The civil aerospace complication
Here’s the part of the story that gets overlooked. The majority of the company’s revenue doesn’t come from defence at all.
Civil aerospace is the biggest money-maker, underpinned by long-term service agreements tied to its wide-body aircraft engines.
Under this model, the company earns fees based on the number of hours those engines fly. More flight hours mean more revenue. Fewer hours mean less.
That’s created a problem in recent weeks as conflict in the Middle East has hit the aviation industry hard.
Travel hours have been significantly reduced as airspace remains restricted. Airlines operating routes between the US, Europe, and Asia are already reassessing capacity.
Iran’s control over the Strait of Hormuz has sent crude oil prices soaring and created uncertainty over global aviation supplies.
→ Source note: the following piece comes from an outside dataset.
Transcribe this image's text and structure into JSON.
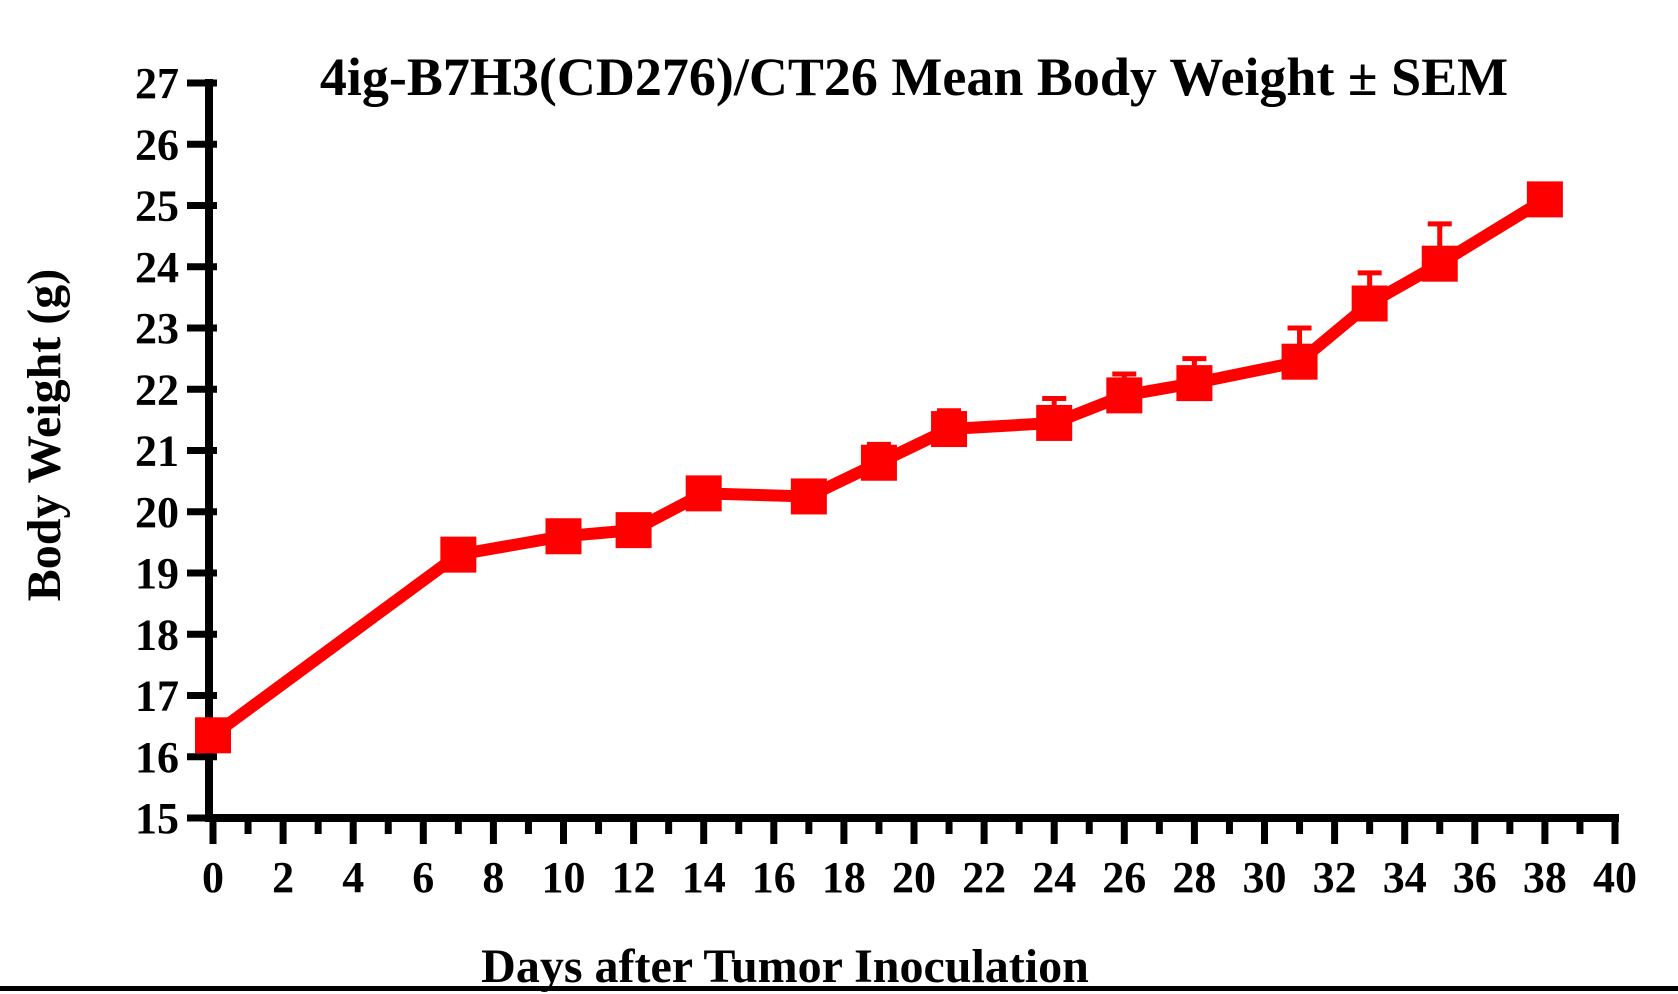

All of this has clearly worried investors. The Rolls-Royce share price has fallen 12.6% in the past month as investors try to price in the uncertainty and potential impact on the company’s future prospects.
My verdict
The Rolls-Royce share price has been under pressure of late. However, it’s worth zooming out from the current uncertainty to see the bigger picture.
The company’s shares are still up nearly 1,000% in the past five years and it’s a Footsie top performer with a market cap over £100bn. The company remains on a compelling turnaround journey with a strong order book and a credible management team.
Sure, the outlook is less clear than it was a month ago. However, I think the recent turbulence and broader market uncertainty is understandable.
For patient investors with a long-term horizon, the recent pullback could be a chance to consider snapping up some shares for a cheaper entry point and it could be worth a closer look.